La consommation d’opioïdes a doublé en Belgique en quinze ans. C’est un signe que la douleur s’étend, mais aussi que nous ne pouvons plus supporter la pensée. Face au risque de dépendance, il est temps de réfléchir à des alternatives.
aujourd’hui, plus d’un million de Belges se voient prescrire des opioïdes. ©Adobe Stock
L’année dernière, les téléspectateurs européens ont découvert Dopesick sur Disney+. La série remonte aux origines de la crise des opioïdes qui sévit aux États-Unis depuis trente ans. Il explique comment Purdue Pharma avait lancé, sous couvert de lutte contre la douleur, un analgésique “efficace et non addictif”. Les Américains s’y sont rapidement précipités, encouragés par des médecins convaincus des bienfaits du produit par des vendeurs surformés. Spoiler : L’histoire se termine mal. La société a menti sur le côté non addictif de son produit et aujourd’hui, l’Amérique compte ses décès par surdose d’opioïdes par dizaines de milliers chaque année. Les utilisateurs ont souvent commencé avec une ordonnance.

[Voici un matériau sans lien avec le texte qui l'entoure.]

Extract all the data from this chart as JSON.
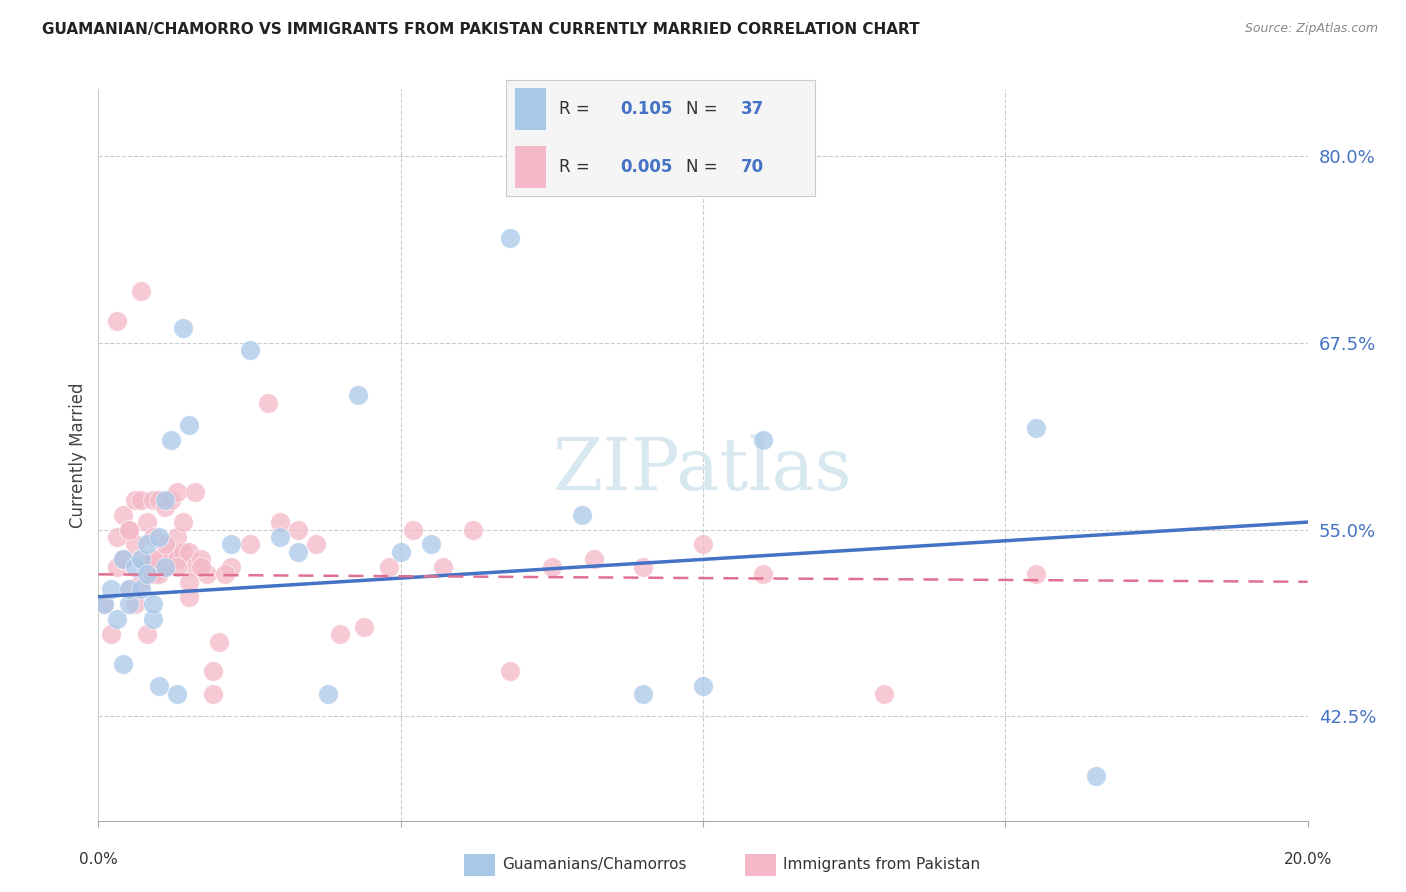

Ceux qui ont vu la série ne peuvent s’empêcher de penser que lorsque les chiffres de l’observatoire socio-épidémiologique de l’alcoolisme en Wallonie et à Bruxelles, Eurotox, sont apparus. Entre 2005 et 2019, le nombre de Belges recevant des opioïdes a presque doublé pour atteindre 1,1 million. Un Belge sur dix en consomme. Et encore une fois, les chiffres d’Eurotox n’incluent pas les prescriptions dans les pharmacies hospitalières ou le marché noir. Par conséquent, le nombre réel de consommateurs est susceptible d’être plus élevé. Inquiétant? Cependant. Mais la tendance n’est pas exclusive à la Belgique.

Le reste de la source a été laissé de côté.